L’Autorité nationale des chemins de fer égyptiens a indiqué dans un communiqué que, lors de l’entrée du train à la gare de Qalioub, « le conducteur a franchi le sémaphore fermé et le train a poursuivi sa marche au-delà de la ligne d’arrivée percutant le heurtoir en bout de voie ». Et cela a entraîné « le déraillement de la locomotive du train et du premier wagon », a-t-elle ajouté.
Le procureur général Hamada Saoui a décidé, selon un communiqué officiel, de « la constitution d’une équipe pour enquêter sur l’accident ».
Cet énième accident vient mettre en lumière encore une fois l’état des infrastructures ferroviaires en Egypte. Chaque année, plusieurs personnes périssent dans ces mêmes conditions. La tragédie ferroviaire la plus meurtrière de l’histoire du pays reste celle de 2002, avec l’incendie d’un train, elle avait coûté la vie à plus de 370 personnes à une quarantaine de kilomètres au sud du Caire.

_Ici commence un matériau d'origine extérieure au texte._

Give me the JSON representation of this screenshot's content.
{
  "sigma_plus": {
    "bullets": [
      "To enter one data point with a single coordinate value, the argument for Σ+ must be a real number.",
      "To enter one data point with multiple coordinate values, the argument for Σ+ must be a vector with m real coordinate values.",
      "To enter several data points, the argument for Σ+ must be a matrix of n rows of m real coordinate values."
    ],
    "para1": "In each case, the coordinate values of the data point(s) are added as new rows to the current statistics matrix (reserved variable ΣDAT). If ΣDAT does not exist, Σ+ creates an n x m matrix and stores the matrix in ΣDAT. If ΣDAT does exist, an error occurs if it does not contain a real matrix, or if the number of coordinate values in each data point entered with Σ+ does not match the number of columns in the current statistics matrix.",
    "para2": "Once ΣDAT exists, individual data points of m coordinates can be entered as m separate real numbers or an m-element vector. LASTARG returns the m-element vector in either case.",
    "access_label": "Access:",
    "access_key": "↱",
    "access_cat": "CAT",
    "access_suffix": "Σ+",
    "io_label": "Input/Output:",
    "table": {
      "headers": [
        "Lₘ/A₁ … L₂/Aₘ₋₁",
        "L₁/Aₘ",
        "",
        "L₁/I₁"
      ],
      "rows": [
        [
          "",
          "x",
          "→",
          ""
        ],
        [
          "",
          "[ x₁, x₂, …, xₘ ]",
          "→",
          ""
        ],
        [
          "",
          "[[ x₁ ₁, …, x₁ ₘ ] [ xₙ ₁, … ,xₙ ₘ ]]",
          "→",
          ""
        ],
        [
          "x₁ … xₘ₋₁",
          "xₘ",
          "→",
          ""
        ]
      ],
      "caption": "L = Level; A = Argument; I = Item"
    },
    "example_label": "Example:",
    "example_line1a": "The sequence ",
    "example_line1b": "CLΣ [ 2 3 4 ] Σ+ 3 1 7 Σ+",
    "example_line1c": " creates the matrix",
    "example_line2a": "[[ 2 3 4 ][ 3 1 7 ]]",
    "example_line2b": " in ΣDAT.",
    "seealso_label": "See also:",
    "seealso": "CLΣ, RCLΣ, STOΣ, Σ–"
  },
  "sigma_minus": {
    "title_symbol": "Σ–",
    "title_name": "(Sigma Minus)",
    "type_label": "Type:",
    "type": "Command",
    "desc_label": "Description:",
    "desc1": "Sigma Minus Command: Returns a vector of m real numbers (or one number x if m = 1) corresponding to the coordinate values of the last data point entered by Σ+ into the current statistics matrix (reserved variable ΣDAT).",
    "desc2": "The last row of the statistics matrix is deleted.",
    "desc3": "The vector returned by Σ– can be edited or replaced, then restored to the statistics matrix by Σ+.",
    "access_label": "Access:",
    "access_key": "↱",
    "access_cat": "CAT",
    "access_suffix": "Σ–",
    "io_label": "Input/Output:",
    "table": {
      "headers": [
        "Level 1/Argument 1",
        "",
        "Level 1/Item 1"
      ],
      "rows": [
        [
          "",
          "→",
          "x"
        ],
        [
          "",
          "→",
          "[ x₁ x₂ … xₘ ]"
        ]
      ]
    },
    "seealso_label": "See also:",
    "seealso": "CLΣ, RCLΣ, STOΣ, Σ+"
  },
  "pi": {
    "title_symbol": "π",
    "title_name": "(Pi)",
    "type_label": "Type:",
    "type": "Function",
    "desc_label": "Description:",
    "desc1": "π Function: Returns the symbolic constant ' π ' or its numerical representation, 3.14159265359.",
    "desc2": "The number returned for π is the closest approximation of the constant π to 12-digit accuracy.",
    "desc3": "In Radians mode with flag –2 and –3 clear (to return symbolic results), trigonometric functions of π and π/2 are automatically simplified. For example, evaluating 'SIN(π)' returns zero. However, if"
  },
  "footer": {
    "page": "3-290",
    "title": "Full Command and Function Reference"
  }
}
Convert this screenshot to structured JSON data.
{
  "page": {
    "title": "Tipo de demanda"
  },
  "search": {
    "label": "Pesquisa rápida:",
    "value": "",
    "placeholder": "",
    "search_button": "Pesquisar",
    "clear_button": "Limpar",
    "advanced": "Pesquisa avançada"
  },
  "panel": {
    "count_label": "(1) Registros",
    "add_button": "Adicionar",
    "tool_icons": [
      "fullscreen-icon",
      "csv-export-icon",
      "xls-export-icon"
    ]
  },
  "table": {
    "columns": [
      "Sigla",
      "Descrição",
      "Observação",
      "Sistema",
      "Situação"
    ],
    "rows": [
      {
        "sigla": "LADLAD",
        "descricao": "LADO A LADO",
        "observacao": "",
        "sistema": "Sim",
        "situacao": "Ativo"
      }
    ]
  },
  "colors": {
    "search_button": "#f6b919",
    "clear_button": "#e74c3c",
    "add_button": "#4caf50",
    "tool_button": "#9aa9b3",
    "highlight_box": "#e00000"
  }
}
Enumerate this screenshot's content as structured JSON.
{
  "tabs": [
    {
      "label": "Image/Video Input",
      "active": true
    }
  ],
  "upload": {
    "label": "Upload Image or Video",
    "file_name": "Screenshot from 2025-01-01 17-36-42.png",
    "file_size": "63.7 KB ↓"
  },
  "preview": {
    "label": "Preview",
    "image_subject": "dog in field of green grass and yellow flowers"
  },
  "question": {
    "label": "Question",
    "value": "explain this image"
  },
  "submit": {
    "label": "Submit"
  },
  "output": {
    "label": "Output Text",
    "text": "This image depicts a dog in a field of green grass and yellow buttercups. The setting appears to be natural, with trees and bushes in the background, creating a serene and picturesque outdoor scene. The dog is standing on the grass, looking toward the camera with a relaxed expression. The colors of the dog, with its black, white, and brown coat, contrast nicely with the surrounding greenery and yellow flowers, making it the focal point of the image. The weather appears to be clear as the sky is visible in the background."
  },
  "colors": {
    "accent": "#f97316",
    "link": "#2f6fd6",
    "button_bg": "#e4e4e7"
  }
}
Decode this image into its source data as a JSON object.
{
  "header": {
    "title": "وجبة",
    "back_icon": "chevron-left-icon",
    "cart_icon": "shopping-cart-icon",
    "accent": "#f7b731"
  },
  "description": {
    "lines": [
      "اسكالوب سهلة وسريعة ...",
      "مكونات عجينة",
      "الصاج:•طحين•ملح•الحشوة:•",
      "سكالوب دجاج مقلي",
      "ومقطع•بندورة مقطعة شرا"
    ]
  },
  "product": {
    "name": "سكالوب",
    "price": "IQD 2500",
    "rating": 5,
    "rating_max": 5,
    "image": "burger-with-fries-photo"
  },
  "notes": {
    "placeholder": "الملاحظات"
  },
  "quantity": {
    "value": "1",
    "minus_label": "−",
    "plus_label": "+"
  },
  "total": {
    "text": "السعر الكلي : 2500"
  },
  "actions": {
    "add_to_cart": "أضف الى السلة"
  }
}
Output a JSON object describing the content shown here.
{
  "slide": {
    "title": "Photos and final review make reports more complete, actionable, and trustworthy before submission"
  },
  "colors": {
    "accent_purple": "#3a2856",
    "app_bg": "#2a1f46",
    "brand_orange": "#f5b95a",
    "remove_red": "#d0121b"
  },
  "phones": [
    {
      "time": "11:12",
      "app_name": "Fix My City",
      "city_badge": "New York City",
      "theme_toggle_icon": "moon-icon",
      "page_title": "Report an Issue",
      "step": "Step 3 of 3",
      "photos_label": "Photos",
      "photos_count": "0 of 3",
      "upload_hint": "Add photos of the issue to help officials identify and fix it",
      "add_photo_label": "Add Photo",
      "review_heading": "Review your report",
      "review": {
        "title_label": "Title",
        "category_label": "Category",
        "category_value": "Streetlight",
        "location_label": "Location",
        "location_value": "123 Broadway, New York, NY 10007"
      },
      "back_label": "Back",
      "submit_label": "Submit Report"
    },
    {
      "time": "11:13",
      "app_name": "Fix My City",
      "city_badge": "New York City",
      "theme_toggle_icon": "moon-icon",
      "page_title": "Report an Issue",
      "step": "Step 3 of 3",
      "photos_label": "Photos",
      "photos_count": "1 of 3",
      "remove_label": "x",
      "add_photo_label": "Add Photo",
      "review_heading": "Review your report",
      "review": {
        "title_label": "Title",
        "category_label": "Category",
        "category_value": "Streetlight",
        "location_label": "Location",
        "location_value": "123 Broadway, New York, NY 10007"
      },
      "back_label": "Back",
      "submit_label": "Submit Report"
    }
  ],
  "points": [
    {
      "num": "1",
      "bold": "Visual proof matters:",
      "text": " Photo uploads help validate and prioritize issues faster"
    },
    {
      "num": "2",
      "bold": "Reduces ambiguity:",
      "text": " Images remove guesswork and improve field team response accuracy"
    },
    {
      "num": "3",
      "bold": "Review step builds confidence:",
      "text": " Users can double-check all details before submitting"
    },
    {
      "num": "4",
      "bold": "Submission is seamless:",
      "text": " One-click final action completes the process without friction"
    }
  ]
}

La population pointe du doigt la négligence des autorités et l’archaïsme du réseau ferroviaire national, comme causes principales de ces accidents. En avril 2021, le ministre des Transports avait licencié le président de l’Autorité des chemins de fer après deux accidents de train en moins d’un mois qui ont fait plus de 40 morts.